Around 1917, Gilbert Méténier, an experienced ceramist, created the Grès d'Art Méténier company in Gannat with his father Louis.

After the death of his father, on May 10, 1922, Gilbert Méténier developed the production of the factory more widely, which initially had a single oven which proved to be insufficient, then equipped itself with a second. These ovens were supplied with oak wood from the Colettes forest, which was stored near the ovens, in order to accelerate its drying.

According to comments collected from Madame Bérioux, an employee at the Méténier factory from 1928 to 1939, the workshop had eleven to thirteen workers of both sexes.

The clay came from the Echassières quarry, a site also rich in kaolin explaining the whiteness of its sandstone, which mixed with water produces a fine paste. First kneaded by the men, the paste transmitted to the manufacturing workshop, then to the molding workshop, where the casting was carried out in molds with parts. The raw forms were thus completely dried before firing. Still white, they had to be cleaned of all their roughness in the finishing workshop.

Then came the passage to the enameling workshop, carried out mainly with a brush, with metallic oxides supplied by Rhône-Poulenc. This stage was particularly followed, with that of the creation of the moulds, by Gilbert Méténier himself: "He lived his passion for enameling, the creation of colors, the firing of the work", still according to Madame Bérioux. Among the glazes used for Méténier stoneware, we find: copper oxide, which gives blue-green in oxidation and red in reduction, iron oxide, which gives brown-black in oxidation and gray going from blue to green, in reduction.

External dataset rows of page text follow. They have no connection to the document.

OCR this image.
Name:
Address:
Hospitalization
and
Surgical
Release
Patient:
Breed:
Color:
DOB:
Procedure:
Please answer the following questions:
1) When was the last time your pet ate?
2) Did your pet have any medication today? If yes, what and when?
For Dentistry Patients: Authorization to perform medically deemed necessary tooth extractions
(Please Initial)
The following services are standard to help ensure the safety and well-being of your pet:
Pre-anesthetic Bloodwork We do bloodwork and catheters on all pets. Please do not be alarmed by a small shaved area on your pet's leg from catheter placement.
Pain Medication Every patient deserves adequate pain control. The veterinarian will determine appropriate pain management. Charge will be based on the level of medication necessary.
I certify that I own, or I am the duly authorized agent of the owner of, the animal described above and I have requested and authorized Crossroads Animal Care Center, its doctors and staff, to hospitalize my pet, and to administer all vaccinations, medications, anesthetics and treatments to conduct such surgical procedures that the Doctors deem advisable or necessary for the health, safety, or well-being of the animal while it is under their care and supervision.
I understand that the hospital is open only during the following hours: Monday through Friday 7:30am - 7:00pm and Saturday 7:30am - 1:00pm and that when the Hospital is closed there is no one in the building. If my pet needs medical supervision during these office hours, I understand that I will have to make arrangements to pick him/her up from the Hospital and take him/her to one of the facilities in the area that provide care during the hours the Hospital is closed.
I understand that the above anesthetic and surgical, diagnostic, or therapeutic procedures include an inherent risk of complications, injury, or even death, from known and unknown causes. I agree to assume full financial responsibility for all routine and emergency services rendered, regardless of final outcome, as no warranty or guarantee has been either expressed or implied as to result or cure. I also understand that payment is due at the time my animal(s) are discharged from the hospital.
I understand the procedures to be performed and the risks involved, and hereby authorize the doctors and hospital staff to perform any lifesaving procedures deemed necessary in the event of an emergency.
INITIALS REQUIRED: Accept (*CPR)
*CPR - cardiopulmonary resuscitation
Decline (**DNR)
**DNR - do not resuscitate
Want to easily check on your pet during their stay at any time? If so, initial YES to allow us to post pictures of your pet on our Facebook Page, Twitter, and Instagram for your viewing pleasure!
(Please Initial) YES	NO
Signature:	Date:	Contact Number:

Finally, the pieces were placed in round ovens with four hearths. On leaving the ovens, the pieces were reviewed, the bottoms grinded to remove burrs from the enamel, which could cause breakage or cracks. After a final check, the pieces were ready for sale.

About marketing, Madame Bérioux is formal, there was no catalog. The pieces were photographed, either separately or in groups, by Jules Faucheux, photographer at Gannat, then the photographs were sent either to customers or to representatives. In addition to the photographs, the representatives had at their disposal miniature samples, to represent the covers and the colors available.

The pieces were sent to the major Parisian stores (Le Bon Marché, Le Printemps, La Samaritaine, Les Dames de France), places of tourism, pilgrimage, seaside resorts and spas, especially Vichy and Roanne, with a large store.

The Grès d'Art Méténier factory closed its doors when the Germans arrived on June 18 or 19, 1940. Gilbert Méténier is said to have destroyed all the molds "so that they do not fall into the hands of the occupier" . He then went to live with his family in the Var, where we lose track of him.